I just want to see someone who looks like me on screen—I’m so sick of being the sidekick. Sometimes I’m almost jealous of the kids who are growing up now, I’m like ‘you get so much more!’ I mean, I used to be so insecure about my skin colour when I was younger.  It really is so much about representation, I love seeing people like me on screen —it’s messed up that even in India it doesn’t happen.

 There is this one girl who’s now in ‘artsy’ films in India and she actually looks exactly like me! Like, thank god, a darker girl. It’s so good. It’s sad that it’s not more common even in my home country.

Are you inspired by any contemporary photographers?  

I always, always say Dayanita Singh. She’s a five foot tall Indian woman, like me. So short, it’s ridiculous. In an interview Dayanita said that it's an advantage being short.
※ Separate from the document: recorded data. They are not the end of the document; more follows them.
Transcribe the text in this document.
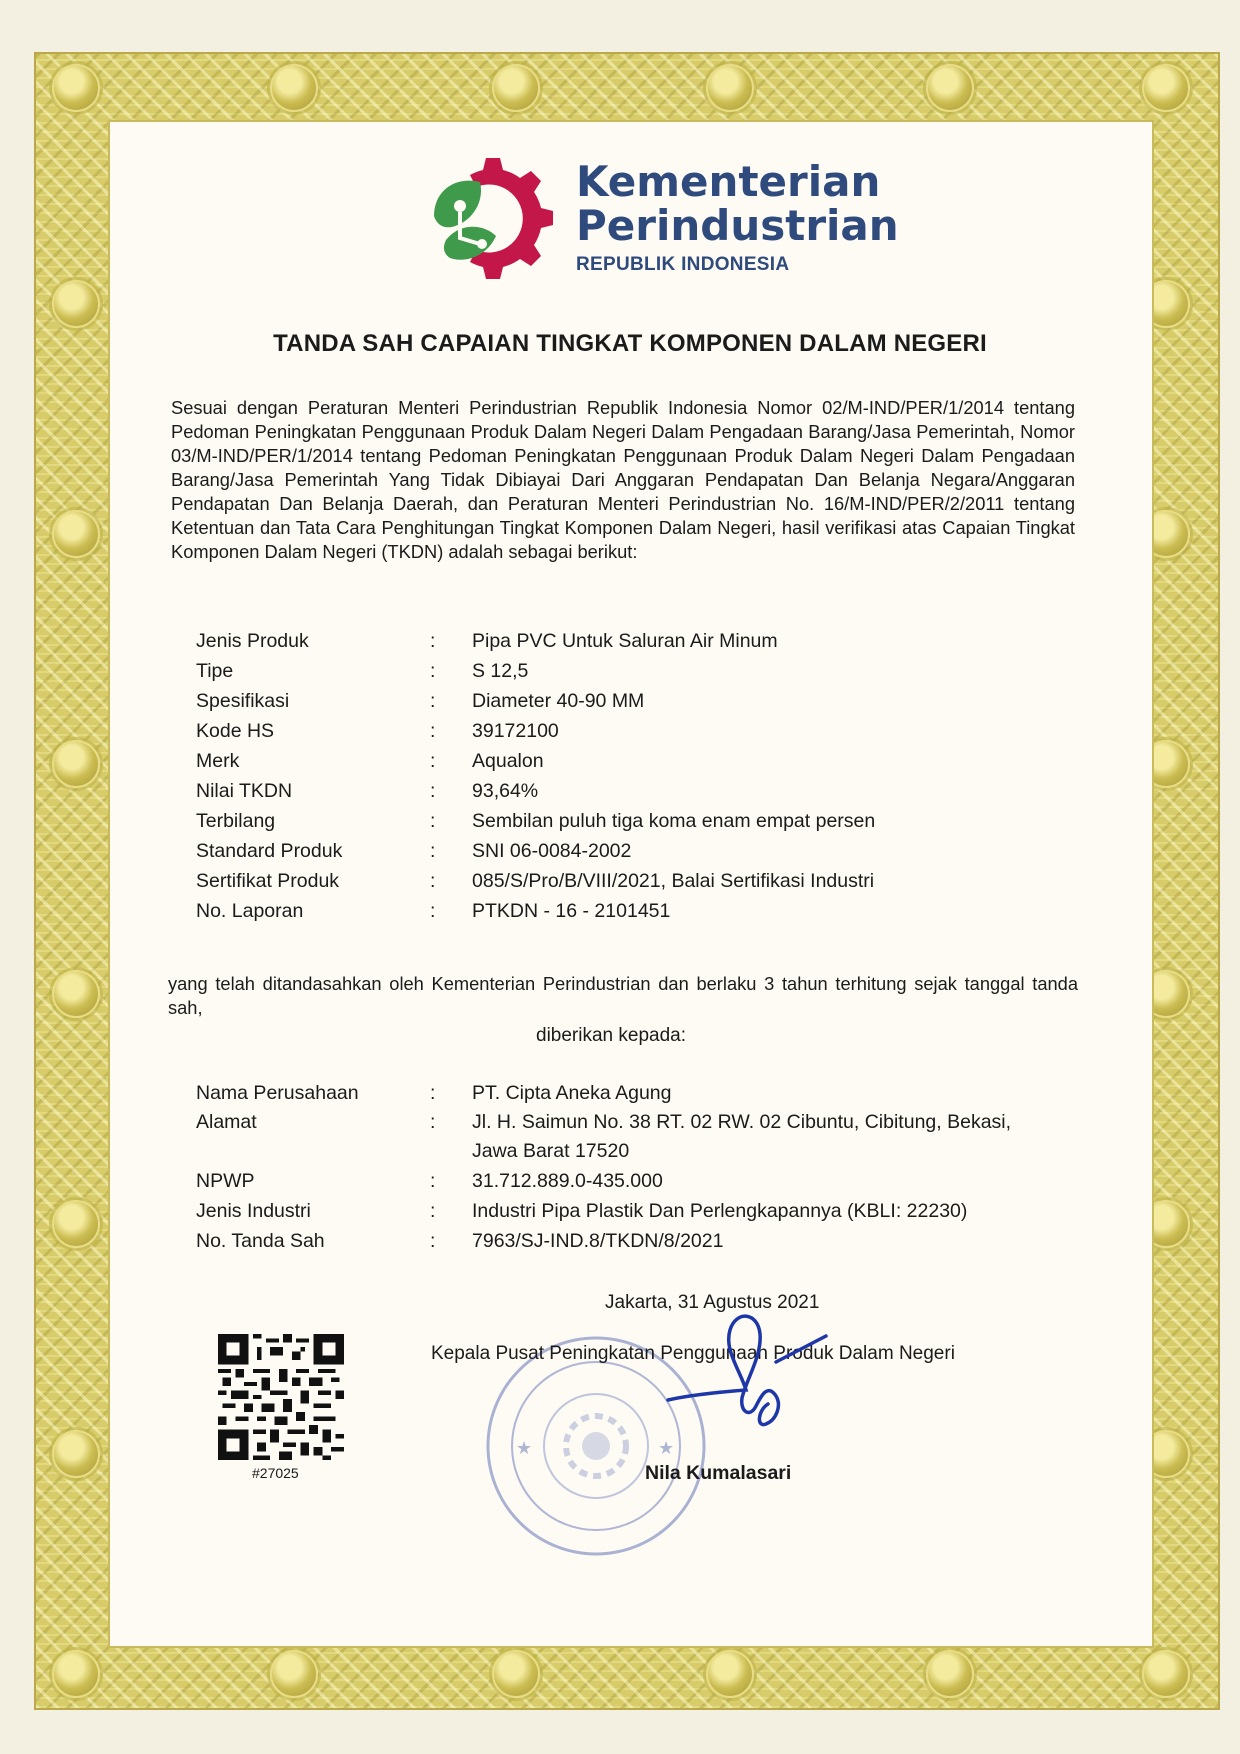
Kementerian
Perindustrian
REPUBLIK INDONESIA
TANDA SAH CAPAIAN TINGKAT KOMPONEN DALAM NEGERI
Sesuai dengan Peraturan Menteri Perindustrian Republik Indonesia Nomor 02/M-IND/PER/1/2014 tentang Pedoman Peningkatan Penggunaan Produk Dalam Negeri Dalam Pengadaan Barang/Jasa Pemerintah, Nomor 03/M-IND/PER/1/2014 tentang Pedoman Peningkatan Penggunaan Produk Dalam Negeri Dalam Pengadaan Barang/Jasa Pemerintah Yang Tidak Dibiayai Dari Anggaran Pendapatan Dan Belanja Negara/Anggaran Pendapatan Dan Belanja Daerah, dan Peraturan Menteri Perindustrian No. 16/M-IND/PER/2/2011 tentang Ketentuan dan Tata Cara Penghitungan Tingkat Komponen Dalam Negeri, hasil verifikasi atas Capaian Tingkat Komponen Dalam Negeri (TKDN) adalah sebagai berikut:
Jenis Produk	:	Pipa PVC Untuk Saluran Air Minum
Tipe	:	S 12,5
Spesifikasi	:	Diameter 40-90 MM
Kode HS	:	39172100
Merk	:	Aqualon
Nilai TKDN	:	93,64%
Terbilang	:	Sembilan puluh tiga koma enam empat persen
Standard Produk	:	SNI 06-0084-2002
Sertifikat Produk	:	085/S/Pro/B/VIII/2021, Balai Sertifikasi Industri
No. Laporan	:	PTKDN - 16 - 2101451
yang telah ditandasahkan oleh Kementerian Perindustrian dan berlaku 3 tahun terhitung sejak tanggal tanda sah,
diberikan kepada:
Nama Perusahaan	:	PT. Cipta Aneka Agung
Alamat	:	Jl. H. Saimun No. 38 RT. 02 RW. 02 Cibuntu, Cibitung, Bekasi, Jawa Barat 17520
NPWP	:	31.712.889.0-435.000
Jenis Industri	:	Industri Pipa Plastik Dan Perlengkapannya (KBLI: 22230)
No. Tanda Sah	:	7963/SJ-IND.8/TKDN/8/2021
#27025
★	★
Jakarta, 31 Agustus 2021
Kepala Pusat Peningkatan Penggunaan Produk Dalam Negeri
Nila Kumalasari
Both her and I, we hold waist level cameras, so it’s an even shorter perspective, so it’s really the view of a child what you’re seeing. And—because I’m holding a waist-level camera, I’m looking at the subject in the eye.

Do you have any advice for emerging photographers?

 I guess to be consciously sensitive, and to be informed. I feel like you can get a lot of trouble taking pictures of what you don't know and assuming things about the circumstances of others. 

And—while we're at it—any advice for small business owners? 

Yes! don’t be afraid to ask for help and call in favours. Delegating tasks are hard because it’s your baby, but respect the abilities of others—even if it’s just for your own sanity. 

What are you currently listening to?

Solange, Frank Ocean, Anderson Paak and Hariprasad Chaurasia.

What are you currently reading?

Hanya Yanagihara’s A Little Life, I think it’ll take me the whole year to finish!

How do you practice self-care? 

Solo adventures to the cinema. 

What does being Asian-Australian mean to you? 

To me it means being lucky, we get two cultures. I get this amazingly unique experience—even if it does often lead to confusion.